Edvard Grieg Archive (Bergen Offentlige Bibliotek)
- The Edvard Grieg Archives at the Bergen Offentlige Bibliotek own an enormous amount of original documents created by or related to Grieg. They house the Centre for Grieg Research through a partnership with the University of Bergen and Edvard Grieg Museum Troldhaugen. I have a forthcoming article in the Music Library Association’s journal Notes September 2013, which explores and provides historical context for select sources in the Grieg archive, which are now accessible online from the Bergen Offentlige Bibliotek.
Chronicling America (National Digital Newspaper Program, National Endowment for the Humanities, Library of Congress)

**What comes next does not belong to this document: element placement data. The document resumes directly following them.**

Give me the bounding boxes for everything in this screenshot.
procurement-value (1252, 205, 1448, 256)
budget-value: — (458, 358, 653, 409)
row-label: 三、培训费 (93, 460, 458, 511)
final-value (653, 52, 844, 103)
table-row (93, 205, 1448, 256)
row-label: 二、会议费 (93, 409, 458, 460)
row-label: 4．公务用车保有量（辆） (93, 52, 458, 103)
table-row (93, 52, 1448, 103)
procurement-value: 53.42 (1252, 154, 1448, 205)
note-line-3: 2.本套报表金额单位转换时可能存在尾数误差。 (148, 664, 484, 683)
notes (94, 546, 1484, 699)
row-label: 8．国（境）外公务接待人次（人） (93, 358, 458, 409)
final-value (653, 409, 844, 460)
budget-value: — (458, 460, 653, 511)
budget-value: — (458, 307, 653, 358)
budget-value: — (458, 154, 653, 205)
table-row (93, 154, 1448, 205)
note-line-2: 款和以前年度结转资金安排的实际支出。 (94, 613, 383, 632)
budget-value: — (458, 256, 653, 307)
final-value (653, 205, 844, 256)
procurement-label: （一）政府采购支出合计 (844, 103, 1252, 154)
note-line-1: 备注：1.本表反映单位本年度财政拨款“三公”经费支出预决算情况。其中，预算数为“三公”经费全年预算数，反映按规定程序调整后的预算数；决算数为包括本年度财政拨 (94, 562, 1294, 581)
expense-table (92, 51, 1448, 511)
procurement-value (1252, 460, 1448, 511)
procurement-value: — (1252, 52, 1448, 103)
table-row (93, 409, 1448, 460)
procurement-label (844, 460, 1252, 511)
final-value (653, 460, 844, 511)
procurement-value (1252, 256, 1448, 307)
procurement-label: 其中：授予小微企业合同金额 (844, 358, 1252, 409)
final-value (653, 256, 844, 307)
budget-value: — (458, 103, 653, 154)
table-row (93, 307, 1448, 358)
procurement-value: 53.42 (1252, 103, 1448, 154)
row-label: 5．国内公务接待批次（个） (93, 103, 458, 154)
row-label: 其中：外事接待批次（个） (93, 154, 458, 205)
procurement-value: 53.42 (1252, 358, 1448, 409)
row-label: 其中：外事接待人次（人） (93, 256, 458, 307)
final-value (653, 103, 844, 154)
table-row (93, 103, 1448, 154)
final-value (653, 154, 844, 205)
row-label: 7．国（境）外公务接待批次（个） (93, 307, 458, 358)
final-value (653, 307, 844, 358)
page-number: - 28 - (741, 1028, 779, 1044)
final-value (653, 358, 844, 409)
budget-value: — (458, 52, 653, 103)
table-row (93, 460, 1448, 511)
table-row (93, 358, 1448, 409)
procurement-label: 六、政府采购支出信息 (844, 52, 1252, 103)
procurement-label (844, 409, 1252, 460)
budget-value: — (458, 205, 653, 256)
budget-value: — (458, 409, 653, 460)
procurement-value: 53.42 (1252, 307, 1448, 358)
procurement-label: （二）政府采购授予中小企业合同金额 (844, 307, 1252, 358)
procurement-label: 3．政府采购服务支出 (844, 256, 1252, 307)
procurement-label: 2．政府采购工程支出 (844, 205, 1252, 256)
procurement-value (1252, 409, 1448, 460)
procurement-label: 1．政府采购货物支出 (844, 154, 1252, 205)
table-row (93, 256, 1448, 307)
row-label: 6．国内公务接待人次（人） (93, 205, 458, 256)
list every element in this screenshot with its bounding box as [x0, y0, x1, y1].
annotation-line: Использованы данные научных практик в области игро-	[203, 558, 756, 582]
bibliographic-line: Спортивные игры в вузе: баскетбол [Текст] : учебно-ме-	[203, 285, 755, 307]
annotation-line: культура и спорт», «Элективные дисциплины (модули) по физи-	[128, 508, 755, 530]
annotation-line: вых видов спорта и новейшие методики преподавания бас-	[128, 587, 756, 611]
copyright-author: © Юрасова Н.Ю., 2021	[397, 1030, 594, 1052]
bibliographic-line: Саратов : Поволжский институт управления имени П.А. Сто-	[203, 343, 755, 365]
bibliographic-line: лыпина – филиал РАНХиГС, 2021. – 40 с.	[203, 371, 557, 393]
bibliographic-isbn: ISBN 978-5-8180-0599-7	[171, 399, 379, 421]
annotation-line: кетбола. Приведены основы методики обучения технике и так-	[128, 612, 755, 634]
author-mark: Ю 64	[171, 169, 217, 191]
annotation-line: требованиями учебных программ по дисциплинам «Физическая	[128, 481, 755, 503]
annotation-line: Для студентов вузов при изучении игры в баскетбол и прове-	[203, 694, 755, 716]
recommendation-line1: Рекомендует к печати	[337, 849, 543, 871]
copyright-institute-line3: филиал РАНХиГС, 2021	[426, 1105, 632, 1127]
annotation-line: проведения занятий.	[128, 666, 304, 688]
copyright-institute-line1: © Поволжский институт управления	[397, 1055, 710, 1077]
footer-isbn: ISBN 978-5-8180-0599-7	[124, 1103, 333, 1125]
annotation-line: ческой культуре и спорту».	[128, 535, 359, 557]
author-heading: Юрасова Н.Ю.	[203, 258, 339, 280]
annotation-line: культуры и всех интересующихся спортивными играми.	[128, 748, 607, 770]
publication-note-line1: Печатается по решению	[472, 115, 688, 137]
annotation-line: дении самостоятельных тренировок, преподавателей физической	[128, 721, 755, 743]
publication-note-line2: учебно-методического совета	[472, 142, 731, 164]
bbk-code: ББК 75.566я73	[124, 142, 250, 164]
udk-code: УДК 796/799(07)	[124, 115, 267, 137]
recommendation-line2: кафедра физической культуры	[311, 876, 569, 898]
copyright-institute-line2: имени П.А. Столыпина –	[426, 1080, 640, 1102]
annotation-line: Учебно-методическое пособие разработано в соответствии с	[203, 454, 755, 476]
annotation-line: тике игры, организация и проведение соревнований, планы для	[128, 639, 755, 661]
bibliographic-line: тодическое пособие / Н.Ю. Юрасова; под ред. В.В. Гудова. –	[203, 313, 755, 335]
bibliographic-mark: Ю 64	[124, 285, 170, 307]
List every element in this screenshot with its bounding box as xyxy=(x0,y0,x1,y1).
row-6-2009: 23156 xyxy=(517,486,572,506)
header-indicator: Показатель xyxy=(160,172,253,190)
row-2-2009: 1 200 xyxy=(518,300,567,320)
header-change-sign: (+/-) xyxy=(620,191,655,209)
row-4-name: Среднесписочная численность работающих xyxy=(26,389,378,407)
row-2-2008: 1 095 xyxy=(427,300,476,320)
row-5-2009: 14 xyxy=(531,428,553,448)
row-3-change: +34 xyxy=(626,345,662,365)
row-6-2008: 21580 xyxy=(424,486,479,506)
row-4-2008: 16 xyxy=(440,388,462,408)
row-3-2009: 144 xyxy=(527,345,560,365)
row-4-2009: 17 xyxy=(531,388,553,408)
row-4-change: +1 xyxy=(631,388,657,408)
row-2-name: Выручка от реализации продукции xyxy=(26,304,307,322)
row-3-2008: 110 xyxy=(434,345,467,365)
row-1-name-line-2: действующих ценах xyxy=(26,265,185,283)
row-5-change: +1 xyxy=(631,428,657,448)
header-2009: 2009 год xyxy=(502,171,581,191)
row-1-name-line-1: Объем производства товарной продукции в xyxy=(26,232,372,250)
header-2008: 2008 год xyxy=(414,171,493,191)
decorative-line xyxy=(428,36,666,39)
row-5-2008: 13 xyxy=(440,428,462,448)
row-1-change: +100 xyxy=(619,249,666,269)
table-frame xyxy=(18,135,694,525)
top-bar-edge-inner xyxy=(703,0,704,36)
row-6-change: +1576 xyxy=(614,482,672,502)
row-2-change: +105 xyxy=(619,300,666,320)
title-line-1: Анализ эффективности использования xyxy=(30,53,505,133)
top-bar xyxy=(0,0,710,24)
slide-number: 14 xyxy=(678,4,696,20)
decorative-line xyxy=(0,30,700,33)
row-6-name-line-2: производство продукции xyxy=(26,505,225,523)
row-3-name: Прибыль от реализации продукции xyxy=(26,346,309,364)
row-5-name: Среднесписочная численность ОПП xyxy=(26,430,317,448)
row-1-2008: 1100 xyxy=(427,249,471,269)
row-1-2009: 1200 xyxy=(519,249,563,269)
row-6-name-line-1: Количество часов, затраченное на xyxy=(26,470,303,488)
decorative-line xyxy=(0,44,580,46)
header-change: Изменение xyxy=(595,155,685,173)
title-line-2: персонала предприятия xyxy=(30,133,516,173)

- Searchable database of U.S. newspapers printed between 1836 – 1922 with information (metadata) about each newspaper, as well as select digitized pages. You can view your results as thumbnails of the newspaper page or as a results list, both which can be sorted by relevancy, state, title, or date. Here’s an example of a digitized article about Carreño, which appeared in the Los Angeles Herald, January 30, 1910: 9.
Download (PDF, 3.67MB)
California Digital Newspaper Collection (University of California)
- This is a collection of significant historical newspapers published in California from 1846-1922. One of the unique features of this collection is the text correction tool, which allows users to transcribe the article text (after creating an account).
Hemeroteca Nacional Digital de México (Instituto de Investigacíones Bibliográficas, Biblioteca Nacional, Hemeroteca Nacional Centro Cultural Universitario)
- Full-text searching of over 600 hundred digitized newspaper titles published from 1722 to 1978.
Performance History Search (Carnegie Hall)
- Most recently (Spring 2013), Carnegie Hall announced their project to document the hall’s performance history, which makes information from their performance archive available online. The goal is to document 50,000 events between 1891-present at Carnegie Hall. Searching the online database can be done by simple keywords, as well as name of composer or performer, title of work, as well as event date or a range. The database also includes filter options, which allow you to narrow your search by venue or genre.
Wikisource Zeitschriften – Musik (Wikipedia/Wikimedia)
- This project indexes music journals and newspapers printed in Denmark, France, Great Britain, Germany, Italy, Netherlands, Portugal, Russia, Sweden, and the United States. It provides links to public-domain copies of these journals, which were digitized by other institutions or organizations.